The timing of this uncertainty could not be more sensitive. The Turnberry Agreement itself represents a painstaking effort to rebuild trust and establish predictable trade rules after a period of significant turbulence. A key pillar of the deal is a mutual pledge to cap tariffs, with the U.S. agreeing not to levy average duties on EU goods above 15%. In exchange, the EU committed to eliminating its own tariffs on American products. European lawmakers, wary of past U.S. tariff actions, fought to embed safeguards into the agreement to protect this ceiling. However, the inherent fragility of this bargain is already being tested. Just last week, the Trump administration threatened to impose new 10% tariffs on EU goods over forced labour concerns. Such a move, layered on top of existing duties, could push average U.S. tariffs beyond the agreed 15% limit, directly challenging the core compromise of the Turnberry deal.
This pattern of using tariffs as a tool of geopolitical leverage, rather than purely trade policy, is a central source of European apprehension. President Trump has repeatedly wielded the threat of tariffs in response to non-trade disputes, from pressuring Europe over the acquisition of Greenland to threatening car tariffs after criticism of U.S. foreign policy. This approach creates a climate of perpetual uncertainty for businesses and diplomats alike. Against this backdrop, the dormant Airbus-Boeing dispute represents a potent catalyst for renewed confrontation. The U.S. Trade Representative has explicitly stated it will decide in July whether to take action to enforce its WTO rights in the aircraft cases. A decision to reimpose billions in tariffs on European goods would not only restart a damaging sectoral conflict but would also provide a powerful pretext for unraveling the broader Turnberry Agreement, as the U.S. could claim the EU had failed to uphold its side of the aerospace truce.
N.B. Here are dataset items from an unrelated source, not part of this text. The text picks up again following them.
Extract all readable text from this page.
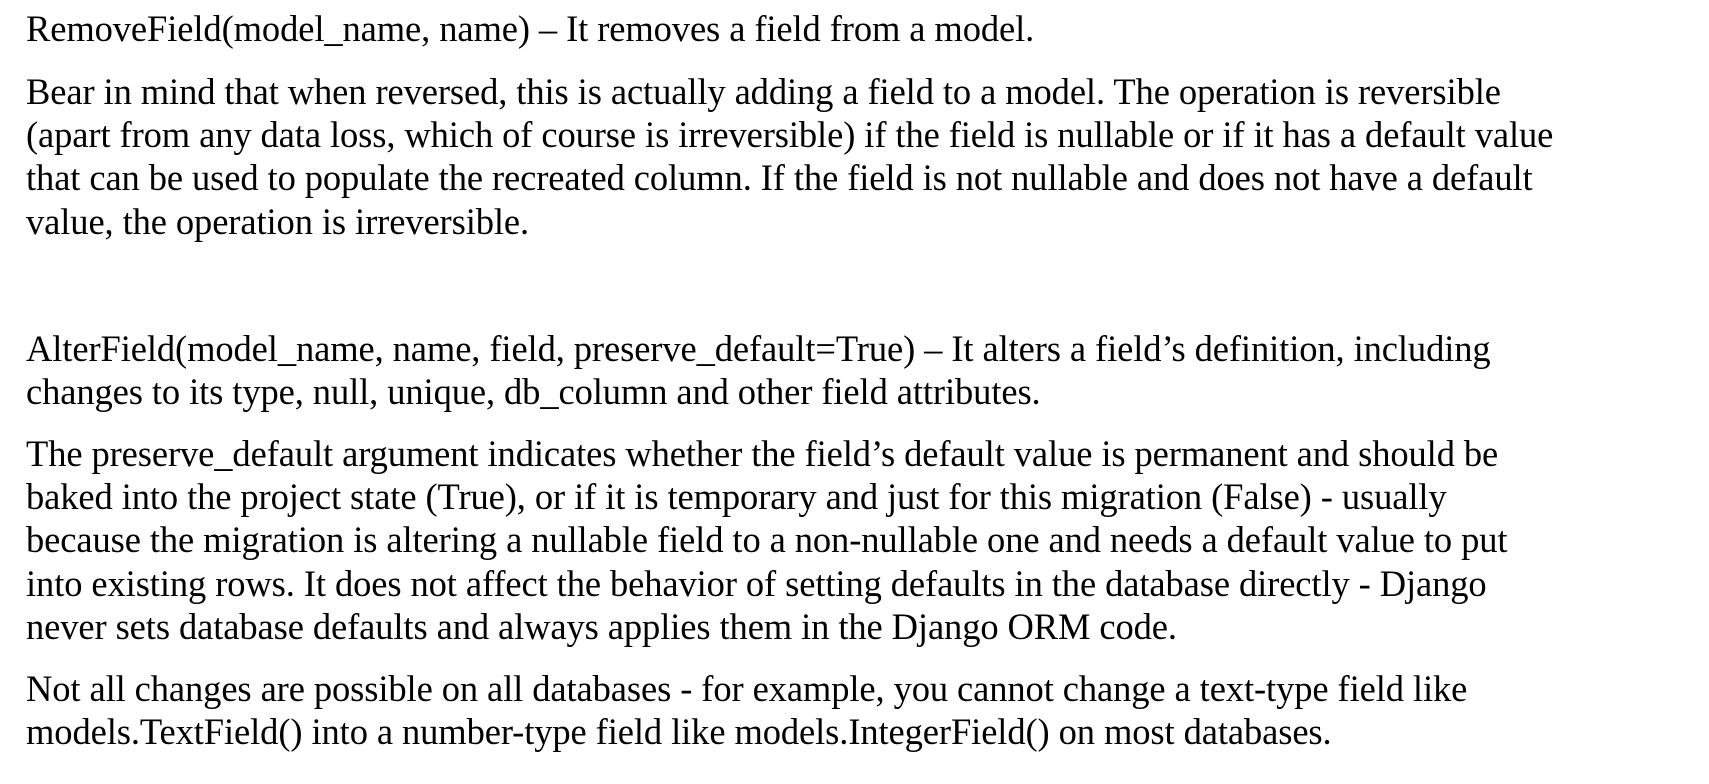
RemoveField(model_name, name) – It removes a field from a model.

Bear in mind that when reversed, this is actually adding a field to a model. The operation is reversible
(apart from any data loss, which of course is irreversible) if the field is nullable or if it has a default value
that can be used to populate the recreated column. If the field is not nullable and does not have a default
value, the operation is irreversible.

AlterField(model_name, name, field, preserve_default=True) – It alters a field’s definition, including
changes to its type, null, unique, db_column and other field attributes.

The preserve_default argument indicates whether the field’s default value is permanent and should be
baked into the project state (True), or if it is temporary and just for this migration (False) - usually
because the migration is altering a nullable field to a non-nullable one and needs a default value to put
into existing rows. It does not affect the behavior of setting defaults in the database directly - Django
never sets database defaults and always applies them in the Django ORM code.

Not all changes are possible on all databases - for example, you cannot change a text-type field like
models.TextField() into a number-type field like models.IntegerField() on most databases.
For his part, Bernd Lange embodies the pragmatic hope that cooler heads will prevail. Publicly stating, “I hope this will not blow up,” he underscores a desire to protect the economic stability that the Turnberry deal promises. European Commission officials echo this cautious stance, confirming that discussions with the U.S. are ongoing to “ensure stability and certainty.” The goal is a simple extension of the suspension of countermeasures, a technical step that would prevent an immediate crisis. However, in the current geopolitical climate, even technical steps are fraught with political significance. The coming weeks represent a critical stress test for the transatlantic partnership. Will the shared interest in maintaining a stable trade framework outweigh the political impulses for confrontation and the unresolved grievances of a twenty-year feud?
Ultimately, the fate of the broader EU-US trade relationship may hinge on the resolution of this single, longstanding dispute. The Airbus-Boeing conflict is a microcosm of the challenges facing multilateral trade: disputes over state support, claims of unfair competition, and the temptation to use punitive tariffs as a first resort. Its potential resurgence threatens to act as a lit fuse, igniting tensions that could consume the painstakingly constructed Turnberry Agreement. As European lawmakers prepare to cast their votes, they do so with an eye not just on the text of the deal before them, but on the calendar and the ominous deadline of July 11th. The coming month will reveal whether the transatlantic partnership can secure a lasting peace, or if it is destined to remain trapped in a cycle of truces and tariff wars, where hard-won agreements remain perpetually vulnerable to the disputes of the past.